En 1958, P. J. Wakeham publie un roman de 338 pages intitulé Princess Sheila: A Newfoundland Story. Ce roman se vend à 5000 exemplaires à Terre-Neuve à la fin de 1959, ce qui est remarquable pour l’époque. P.J. Wakeham ajoute d’autres détails à la légende, comme le fait que Sheila a eu deux enfants, que son père était John, le roi du comté de Down, en Irlande, et qu’elle a vécu jusqu’à l’âge de 105 ans. Dans son récit de 1934, William Munn a appelé le personnage « Sheila Nagira », tandis que P.J. Wakeman a choisi l’orthographe « Na Geira » pour le nom de famille. L’orthographe moderne tend à préférer le choix de Wakeman, et les détails de sa version de la légende sont devenus la base des itérations ultérieures. P.J. Wakeman a parlé d’une pierre tombale inscrite et dédiée à Sheila, mais aucun monument portant cette inscription n’a jamais été retrouvé. En 2004, une nouvelle pierre comprenant des détails de l’histoire racontée par P.J. Wakeman a été placée sur l’ancienne propriété de Pike qui, selon la rumeur, était le site de l’enterrement de Sheila Na Geira.
Revitalisation de la légende
Après la deuxième vague du féminisme dans les années 1980, la légende de Sheila Na Geira devient une source d’inspiration féministe. Une édition de 1987 du livre de P.J. Wakeman contient d’ailleurs un avant-propos qui fait l’éloge de Sheila en tant que « femme de courage, d’intelligence et de dévouement ».

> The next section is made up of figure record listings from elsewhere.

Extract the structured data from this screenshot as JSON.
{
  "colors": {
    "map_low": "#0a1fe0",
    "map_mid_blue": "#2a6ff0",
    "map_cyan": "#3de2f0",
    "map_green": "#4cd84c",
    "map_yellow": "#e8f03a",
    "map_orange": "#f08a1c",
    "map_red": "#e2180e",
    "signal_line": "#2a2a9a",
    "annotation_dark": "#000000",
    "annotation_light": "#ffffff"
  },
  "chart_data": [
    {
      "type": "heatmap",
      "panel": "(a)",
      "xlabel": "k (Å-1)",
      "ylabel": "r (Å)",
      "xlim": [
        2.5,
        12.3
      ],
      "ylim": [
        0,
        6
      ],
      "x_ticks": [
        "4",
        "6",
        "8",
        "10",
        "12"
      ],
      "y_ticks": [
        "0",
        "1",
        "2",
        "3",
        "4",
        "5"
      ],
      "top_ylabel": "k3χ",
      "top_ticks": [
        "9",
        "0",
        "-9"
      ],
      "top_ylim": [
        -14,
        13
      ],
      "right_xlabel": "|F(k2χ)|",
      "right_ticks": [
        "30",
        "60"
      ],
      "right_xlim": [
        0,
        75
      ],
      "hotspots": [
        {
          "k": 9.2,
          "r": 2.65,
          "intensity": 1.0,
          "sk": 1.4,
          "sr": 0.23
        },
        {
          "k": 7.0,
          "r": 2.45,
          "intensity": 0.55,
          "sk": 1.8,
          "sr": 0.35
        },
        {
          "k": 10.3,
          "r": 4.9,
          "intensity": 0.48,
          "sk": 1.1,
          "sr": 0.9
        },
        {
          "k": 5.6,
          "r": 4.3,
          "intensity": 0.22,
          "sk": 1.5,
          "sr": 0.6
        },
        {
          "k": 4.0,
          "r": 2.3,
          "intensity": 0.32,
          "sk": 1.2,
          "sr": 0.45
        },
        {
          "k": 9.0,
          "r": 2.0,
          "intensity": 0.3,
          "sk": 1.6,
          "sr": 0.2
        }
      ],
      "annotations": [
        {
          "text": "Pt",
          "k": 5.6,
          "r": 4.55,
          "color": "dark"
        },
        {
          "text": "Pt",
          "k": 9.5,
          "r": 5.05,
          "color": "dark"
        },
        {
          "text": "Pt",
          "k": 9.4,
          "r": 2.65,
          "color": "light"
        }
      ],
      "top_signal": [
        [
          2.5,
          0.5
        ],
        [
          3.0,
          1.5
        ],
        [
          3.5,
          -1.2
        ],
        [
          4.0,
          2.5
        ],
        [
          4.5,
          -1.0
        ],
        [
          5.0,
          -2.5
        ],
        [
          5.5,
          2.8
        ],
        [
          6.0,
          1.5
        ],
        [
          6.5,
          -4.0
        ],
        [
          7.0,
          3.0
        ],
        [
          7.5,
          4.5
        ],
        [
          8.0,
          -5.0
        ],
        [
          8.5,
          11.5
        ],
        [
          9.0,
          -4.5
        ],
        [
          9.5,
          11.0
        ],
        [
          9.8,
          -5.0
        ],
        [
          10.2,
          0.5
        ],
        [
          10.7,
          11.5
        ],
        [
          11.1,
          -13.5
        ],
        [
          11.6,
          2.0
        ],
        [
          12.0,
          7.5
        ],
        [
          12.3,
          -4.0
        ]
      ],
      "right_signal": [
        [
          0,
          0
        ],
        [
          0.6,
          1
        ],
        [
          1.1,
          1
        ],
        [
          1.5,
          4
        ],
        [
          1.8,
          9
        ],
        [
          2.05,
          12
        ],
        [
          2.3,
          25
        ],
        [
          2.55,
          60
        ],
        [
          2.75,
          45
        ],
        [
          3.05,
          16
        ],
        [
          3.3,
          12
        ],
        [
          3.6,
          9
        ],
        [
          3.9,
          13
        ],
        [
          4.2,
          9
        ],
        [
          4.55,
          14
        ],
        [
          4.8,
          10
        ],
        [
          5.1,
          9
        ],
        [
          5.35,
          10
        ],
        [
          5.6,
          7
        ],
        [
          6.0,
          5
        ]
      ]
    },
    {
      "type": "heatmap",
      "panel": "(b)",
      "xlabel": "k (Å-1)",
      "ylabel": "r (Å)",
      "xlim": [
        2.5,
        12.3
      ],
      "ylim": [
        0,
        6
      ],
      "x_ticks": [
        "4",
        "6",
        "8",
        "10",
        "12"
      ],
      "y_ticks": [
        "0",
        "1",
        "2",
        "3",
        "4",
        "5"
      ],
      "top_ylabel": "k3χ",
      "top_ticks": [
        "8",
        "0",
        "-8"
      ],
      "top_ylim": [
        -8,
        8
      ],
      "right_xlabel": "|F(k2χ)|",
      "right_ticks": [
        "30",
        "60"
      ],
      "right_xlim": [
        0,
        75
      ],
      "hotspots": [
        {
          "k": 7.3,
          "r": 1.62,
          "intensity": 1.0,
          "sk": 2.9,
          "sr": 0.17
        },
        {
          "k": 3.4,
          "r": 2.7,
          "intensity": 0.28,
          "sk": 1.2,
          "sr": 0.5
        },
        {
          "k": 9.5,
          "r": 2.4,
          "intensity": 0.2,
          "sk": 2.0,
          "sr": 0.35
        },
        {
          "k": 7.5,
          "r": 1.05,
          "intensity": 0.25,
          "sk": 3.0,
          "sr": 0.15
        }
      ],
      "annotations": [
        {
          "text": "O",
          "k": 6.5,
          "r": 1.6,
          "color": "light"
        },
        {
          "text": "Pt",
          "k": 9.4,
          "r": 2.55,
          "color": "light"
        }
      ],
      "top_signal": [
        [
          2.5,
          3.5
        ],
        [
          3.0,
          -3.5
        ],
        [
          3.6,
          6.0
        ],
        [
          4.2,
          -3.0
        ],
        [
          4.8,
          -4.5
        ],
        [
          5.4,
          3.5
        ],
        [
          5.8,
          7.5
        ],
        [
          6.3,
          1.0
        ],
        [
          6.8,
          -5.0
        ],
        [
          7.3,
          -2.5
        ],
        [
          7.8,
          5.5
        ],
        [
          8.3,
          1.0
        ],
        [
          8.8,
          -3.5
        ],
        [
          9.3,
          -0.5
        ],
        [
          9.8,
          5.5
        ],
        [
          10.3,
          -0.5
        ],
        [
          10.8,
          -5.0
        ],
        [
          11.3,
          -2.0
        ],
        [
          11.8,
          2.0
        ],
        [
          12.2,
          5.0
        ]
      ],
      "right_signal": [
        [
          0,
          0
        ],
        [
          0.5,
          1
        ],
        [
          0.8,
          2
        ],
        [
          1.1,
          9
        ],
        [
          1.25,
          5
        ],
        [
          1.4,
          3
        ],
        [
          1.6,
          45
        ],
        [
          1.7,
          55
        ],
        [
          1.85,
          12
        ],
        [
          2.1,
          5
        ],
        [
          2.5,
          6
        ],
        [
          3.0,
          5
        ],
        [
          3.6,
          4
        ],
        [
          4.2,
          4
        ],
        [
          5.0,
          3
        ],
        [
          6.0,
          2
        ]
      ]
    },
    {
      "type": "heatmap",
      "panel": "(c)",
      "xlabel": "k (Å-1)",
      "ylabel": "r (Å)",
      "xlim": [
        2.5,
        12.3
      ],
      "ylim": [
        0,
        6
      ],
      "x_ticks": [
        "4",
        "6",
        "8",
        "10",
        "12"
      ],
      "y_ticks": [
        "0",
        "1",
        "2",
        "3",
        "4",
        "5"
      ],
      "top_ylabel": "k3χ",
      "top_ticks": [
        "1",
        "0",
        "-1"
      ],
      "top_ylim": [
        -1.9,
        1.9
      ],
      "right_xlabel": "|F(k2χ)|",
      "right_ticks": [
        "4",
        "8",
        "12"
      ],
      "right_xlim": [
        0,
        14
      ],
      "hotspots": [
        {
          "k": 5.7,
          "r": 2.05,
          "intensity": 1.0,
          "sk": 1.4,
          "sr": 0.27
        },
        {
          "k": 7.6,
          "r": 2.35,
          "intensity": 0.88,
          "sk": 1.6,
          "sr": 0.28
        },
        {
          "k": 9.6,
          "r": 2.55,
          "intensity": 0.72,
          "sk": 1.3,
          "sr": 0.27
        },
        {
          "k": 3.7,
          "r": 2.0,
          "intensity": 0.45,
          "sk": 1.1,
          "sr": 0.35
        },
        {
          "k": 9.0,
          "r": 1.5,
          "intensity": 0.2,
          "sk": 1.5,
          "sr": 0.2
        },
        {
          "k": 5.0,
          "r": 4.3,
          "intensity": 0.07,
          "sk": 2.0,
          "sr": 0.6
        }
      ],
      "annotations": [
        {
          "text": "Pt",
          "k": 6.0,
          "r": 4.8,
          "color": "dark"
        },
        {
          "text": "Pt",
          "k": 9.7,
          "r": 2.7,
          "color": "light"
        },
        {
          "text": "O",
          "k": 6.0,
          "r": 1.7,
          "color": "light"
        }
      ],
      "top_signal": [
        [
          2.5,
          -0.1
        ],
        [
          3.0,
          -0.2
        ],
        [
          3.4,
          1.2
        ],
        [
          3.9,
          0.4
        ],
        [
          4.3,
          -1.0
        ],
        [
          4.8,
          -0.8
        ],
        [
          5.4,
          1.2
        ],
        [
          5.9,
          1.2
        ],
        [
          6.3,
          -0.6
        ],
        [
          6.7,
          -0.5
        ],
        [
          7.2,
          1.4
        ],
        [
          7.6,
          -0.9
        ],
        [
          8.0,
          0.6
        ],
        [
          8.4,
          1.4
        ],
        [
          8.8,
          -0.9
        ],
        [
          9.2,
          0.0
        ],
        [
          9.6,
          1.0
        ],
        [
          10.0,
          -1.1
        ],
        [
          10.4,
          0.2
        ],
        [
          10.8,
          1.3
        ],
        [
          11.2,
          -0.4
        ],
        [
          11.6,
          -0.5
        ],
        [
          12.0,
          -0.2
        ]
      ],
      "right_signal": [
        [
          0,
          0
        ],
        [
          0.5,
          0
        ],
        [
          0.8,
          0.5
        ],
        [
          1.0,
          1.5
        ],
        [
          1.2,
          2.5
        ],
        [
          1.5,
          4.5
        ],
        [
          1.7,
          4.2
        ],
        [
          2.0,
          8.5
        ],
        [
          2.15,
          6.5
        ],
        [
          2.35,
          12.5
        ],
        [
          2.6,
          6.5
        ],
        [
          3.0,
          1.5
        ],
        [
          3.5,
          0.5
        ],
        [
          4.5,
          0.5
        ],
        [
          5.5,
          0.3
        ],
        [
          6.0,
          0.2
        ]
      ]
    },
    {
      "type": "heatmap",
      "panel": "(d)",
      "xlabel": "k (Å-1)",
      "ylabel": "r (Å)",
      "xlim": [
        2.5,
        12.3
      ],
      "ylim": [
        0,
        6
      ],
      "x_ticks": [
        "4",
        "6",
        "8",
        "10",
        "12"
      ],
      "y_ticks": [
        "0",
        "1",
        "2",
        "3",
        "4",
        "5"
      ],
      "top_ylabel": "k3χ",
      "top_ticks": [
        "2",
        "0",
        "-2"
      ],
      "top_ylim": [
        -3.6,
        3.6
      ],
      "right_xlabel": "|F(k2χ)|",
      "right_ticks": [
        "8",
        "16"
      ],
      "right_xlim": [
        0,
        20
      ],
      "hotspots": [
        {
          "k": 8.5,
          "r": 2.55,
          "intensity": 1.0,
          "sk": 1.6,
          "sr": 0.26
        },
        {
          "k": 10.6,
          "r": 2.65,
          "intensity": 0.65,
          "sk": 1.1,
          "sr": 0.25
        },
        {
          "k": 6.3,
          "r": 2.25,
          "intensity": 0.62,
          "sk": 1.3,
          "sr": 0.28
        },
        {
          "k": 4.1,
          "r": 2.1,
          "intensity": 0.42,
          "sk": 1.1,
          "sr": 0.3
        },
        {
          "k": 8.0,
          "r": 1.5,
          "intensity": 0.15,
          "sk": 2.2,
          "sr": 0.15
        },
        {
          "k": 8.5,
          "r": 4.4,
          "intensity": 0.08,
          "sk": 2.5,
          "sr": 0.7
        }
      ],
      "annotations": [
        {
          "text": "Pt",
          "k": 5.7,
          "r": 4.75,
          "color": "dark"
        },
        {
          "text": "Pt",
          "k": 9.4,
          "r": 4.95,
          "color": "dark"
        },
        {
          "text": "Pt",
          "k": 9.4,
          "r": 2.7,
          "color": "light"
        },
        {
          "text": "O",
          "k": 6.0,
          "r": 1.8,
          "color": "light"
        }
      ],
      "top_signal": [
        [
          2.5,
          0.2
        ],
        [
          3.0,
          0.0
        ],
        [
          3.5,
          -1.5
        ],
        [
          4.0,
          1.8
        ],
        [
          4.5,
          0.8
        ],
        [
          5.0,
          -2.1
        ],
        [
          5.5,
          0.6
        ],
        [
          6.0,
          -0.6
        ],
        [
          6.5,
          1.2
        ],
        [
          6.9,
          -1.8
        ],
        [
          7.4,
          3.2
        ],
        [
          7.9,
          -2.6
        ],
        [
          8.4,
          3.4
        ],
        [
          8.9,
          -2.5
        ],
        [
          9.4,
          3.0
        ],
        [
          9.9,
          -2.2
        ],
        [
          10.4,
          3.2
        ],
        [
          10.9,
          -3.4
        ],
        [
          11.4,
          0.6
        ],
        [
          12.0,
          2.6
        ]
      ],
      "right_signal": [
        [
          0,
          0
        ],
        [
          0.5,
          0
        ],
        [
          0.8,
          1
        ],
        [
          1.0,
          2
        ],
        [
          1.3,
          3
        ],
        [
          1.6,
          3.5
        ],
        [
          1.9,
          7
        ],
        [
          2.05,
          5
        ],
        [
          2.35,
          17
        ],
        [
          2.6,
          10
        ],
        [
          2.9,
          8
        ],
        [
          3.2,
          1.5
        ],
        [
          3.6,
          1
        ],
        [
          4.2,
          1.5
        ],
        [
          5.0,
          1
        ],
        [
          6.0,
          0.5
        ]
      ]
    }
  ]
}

Les années 1990 sont le théâtre d’une revitalisation de la tradition des contes à Terre-Neuve, qui engendre par le fait même un regain d’intérêt pour la légende. Carbonear inaugure ainsi le Sheila NaGeira Theatre, et fait intégrer le personnage aux armoiries et au drapeau de la ville. La pièce musicale de Chuck Herriot, intitulée Sheila Na Geira: A Legend of Love and Larceny (Sheila Na Geira : une légende d’amour et de crimes [traduction libre]) est créée à Carbonear en 1997. Gord Carruth écrit également une pièce musicale intitulée The Princess & the Pirate (La princesse et le pirate [traduction libre]). Trois courts romans de Paul Butler ajoutent des couleurs et des détails à l’histoire de Sheila Na Geira : Easton (2004), Easton’s Gold (2005) et NaGeira (2006).
La légende de Sheila Na Geira est un élément important de la tradition orale de Terre-Neuve qui, selon l’historien Shannon Ryan, crée et maintient une perspective qui protège l’unité et la structure de la société.